The importance of open data in buildings

Written by Brian Seitz

The drive for open data sets in smart cities is really starting to gain steam, as individuals and organizations worldwide look for correlations between traffic, weather, lighting, air quality, crime, affordable housing and more. Open building data in that context should be regarded as one of the most critical pieces to the sustainable, smart city puzzle. As we say around Buddy, you can’t have smart cities, without smart buildings, since they account for over 40% of resource consumption in cities. And we don’t think smart equals the most expensive or feature rich technology, it starts with knowledge of what’s coming in and what’s going out. Once those baselines are set, the plan for efficiency and reduction can really get going.

Vice President of Product, Habib Heydarian is on the ground in Atlanta at Urjanet SPARK 17, participating in a panel discussion that tackles this very issue for building owners and managers. How can you ensure the monitoring and management system in your building is not locking you out of your data, either for internal system integration, or for contribution to a broader city-wide data sharing effort? More often than not, you can’t. Many of the large management and monitoring systems use proprietary protocols and technologies to keep your building data locked in their systems. Only with increasing spend on service plans, or upgrading to higher product tiers can you start to play with building data, and even then it might not be easy to navigate poorly documented APIs for example.

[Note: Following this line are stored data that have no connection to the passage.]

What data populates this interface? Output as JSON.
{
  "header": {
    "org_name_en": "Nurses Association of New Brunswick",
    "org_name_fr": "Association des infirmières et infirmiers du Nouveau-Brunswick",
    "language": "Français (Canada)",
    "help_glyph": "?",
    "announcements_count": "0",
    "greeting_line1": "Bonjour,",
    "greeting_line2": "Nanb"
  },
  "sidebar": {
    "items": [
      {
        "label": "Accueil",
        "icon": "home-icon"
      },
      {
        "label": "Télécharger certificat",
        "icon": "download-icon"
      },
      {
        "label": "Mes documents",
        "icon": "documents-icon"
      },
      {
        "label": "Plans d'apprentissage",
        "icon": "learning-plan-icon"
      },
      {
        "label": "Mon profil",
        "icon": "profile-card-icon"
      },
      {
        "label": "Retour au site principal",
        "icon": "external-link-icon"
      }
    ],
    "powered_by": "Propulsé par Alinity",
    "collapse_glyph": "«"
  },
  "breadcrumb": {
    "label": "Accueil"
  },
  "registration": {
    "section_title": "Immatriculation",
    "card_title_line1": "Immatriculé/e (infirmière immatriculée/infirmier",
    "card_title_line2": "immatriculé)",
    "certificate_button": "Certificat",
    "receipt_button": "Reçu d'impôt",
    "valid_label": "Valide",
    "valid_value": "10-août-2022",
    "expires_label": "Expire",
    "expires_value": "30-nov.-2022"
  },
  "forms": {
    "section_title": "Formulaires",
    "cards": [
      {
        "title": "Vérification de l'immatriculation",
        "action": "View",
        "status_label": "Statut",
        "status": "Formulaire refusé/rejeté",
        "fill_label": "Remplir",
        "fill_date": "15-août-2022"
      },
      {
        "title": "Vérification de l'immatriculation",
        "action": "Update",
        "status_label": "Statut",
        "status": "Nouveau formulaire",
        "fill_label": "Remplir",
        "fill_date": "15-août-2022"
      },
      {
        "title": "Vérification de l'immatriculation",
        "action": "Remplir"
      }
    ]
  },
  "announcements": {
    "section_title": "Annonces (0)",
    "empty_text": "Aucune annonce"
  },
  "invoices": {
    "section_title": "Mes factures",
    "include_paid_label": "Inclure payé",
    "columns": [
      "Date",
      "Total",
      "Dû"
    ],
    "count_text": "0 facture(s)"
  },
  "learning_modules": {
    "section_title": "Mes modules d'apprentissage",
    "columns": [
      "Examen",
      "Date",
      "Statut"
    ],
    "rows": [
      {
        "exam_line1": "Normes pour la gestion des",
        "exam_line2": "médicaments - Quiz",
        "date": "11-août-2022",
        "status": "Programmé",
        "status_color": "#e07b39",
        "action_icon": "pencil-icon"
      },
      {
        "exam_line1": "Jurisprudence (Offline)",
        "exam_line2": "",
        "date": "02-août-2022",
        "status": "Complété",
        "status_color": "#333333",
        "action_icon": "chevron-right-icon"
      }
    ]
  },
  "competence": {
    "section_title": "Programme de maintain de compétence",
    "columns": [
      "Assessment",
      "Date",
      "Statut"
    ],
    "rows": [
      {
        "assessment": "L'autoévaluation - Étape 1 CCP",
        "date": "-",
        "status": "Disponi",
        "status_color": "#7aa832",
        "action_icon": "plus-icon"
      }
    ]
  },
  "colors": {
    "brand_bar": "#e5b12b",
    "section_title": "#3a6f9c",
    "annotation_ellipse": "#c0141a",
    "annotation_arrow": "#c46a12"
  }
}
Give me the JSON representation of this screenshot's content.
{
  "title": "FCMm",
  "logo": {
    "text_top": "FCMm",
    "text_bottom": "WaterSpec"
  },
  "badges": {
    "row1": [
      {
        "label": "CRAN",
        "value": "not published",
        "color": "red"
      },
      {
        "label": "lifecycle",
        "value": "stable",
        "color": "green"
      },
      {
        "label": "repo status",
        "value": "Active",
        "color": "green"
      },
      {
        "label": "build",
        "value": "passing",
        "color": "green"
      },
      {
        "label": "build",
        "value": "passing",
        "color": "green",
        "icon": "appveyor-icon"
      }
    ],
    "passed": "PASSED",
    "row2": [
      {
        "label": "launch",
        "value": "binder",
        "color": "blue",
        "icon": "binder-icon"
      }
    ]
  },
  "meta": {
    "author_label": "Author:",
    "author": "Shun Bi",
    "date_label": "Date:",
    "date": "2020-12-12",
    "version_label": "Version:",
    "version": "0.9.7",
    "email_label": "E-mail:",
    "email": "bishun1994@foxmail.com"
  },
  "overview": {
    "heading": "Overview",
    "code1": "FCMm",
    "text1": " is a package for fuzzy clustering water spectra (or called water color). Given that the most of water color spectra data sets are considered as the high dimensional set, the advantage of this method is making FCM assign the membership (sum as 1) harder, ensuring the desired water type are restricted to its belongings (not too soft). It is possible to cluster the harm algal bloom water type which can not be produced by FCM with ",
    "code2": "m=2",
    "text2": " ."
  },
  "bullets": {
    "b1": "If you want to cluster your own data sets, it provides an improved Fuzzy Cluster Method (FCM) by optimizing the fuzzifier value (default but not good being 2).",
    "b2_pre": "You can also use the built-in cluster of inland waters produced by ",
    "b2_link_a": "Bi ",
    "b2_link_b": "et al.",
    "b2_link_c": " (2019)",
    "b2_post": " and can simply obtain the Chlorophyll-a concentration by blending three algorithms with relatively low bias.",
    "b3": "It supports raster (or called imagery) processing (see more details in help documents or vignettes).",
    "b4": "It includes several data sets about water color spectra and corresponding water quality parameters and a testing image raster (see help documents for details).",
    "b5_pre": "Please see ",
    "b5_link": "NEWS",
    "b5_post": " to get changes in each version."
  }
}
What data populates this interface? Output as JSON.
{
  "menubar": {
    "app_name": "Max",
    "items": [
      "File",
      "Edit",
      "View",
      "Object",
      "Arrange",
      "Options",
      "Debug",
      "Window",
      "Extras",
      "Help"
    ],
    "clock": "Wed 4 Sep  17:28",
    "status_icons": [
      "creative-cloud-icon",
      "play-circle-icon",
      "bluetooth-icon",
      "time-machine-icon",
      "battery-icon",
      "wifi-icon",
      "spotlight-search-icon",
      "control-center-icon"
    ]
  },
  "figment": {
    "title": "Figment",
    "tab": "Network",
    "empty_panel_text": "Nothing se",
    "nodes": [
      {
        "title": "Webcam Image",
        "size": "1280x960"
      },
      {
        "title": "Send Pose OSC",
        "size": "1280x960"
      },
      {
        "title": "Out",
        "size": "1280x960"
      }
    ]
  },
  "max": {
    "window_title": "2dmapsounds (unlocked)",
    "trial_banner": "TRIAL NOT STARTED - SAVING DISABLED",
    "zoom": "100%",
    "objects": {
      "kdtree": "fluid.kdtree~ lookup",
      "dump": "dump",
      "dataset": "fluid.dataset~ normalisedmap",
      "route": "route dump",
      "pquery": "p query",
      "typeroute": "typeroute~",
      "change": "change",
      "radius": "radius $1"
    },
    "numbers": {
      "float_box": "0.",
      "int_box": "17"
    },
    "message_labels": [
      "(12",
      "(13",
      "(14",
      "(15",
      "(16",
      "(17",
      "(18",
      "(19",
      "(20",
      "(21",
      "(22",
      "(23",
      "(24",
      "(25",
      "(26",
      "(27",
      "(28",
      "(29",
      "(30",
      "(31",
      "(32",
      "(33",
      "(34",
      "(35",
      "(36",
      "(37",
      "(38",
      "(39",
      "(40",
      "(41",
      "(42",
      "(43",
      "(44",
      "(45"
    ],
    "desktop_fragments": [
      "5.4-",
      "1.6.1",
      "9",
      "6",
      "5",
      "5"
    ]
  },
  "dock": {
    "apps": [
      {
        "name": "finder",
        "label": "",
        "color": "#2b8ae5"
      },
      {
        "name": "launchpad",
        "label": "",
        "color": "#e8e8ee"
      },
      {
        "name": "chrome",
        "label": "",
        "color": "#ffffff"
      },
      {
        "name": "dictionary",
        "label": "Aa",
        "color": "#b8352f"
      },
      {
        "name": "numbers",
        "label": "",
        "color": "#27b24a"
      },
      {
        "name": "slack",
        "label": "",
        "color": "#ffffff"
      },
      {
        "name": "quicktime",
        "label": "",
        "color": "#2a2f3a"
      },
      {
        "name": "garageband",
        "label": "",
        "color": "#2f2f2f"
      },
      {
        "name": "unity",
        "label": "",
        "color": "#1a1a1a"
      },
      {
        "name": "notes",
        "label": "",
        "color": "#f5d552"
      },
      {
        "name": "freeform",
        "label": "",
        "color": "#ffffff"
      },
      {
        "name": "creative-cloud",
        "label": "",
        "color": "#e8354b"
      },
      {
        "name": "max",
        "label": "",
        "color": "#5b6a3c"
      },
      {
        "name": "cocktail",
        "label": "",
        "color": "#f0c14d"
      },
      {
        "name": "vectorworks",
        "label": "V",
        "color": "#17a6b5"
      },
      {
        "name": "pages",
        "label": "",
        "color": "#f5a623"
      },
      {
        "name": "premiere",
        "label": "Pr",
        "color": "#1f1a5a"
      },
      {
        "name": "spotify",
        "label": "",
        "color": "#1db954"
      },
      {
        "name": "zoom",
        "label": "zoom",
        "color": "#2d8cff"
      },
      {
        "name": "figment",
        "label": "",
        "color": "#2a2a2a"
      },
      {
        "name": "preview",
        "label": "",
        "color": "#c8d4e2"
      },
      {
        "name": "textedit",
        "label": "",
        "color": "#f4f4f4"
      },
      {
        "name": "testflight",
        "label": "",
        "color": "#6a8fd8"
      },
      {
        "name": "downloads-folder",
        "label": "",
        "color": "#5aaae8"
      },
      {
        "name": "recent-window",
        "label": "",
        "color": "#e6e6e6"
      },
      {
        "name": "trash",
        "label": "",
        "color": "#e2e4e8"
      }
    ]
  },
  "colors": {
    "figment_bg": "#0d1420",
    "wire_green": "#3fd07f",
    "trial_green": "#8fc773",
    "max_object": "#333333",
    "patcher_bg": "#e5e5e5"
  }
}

The democratization of energy data

We have a different point of view. Make access to building data as easy as possible for building and sustainability managers to monitor, manage, troubleshoot, share and act on. Make it available in everything from glance-and go-dashboards in building lobbies, building manager portals to dive deep, even just export historical building data in the most popular data manipulation tool in the world, Microsoft Excel.

We can’t achieve the huge potential in energy efficient cities unless every building, of every shape and size, has access to technology to provide a real-time, closed feedback loop on resource consumption. They also need a system that can affordably grow with the building as new sensors, solutions and personnel are added. They say knowledge is power, but nobody expects to be a genius from day one. Start with the basics, learn, adapt, optimize, measure and start the cycle over again. Smarts are crucial, but wisdom is only gained through experience.

The UN identified 17 sustainability goals

Open building data for smarter cities

Building data could play a critical role in city, state and country wide sustainability goals. The United Nations has identified a number of Sustainable Development Goals for the world community, with SD 11 directly connected to our goal of democratizing energy data. Imagine incentives for building owners to share their building’s progress in increasing efficiency and reducing their carbon footprint. Or designating efficiency and sustainability zones in cites where residents and businesses commit to shared goals and benefits to help reduce negative impact on their city and the planet.

The State of South Australia is committed to Target Zero, by taking a lead in targeting net zero emissions by 2050 and prioritizing investment in low carbon industries and renewable electricity generation. I would argue this goal won’t be met unless all buildings are part of the drive for efficiency, and open access to building data. Success can’t be measured unless all buildings have a simple, low-cost way to quantify their progress against the goals.

In the end, you can’t manage what you can’t measure. And if blockers to easy measurement are in place, shared sustainability goals won’t be met. Let’s make the tools for measurement, and access to building data as easy as possible for all of our benefit, and let’s free the data.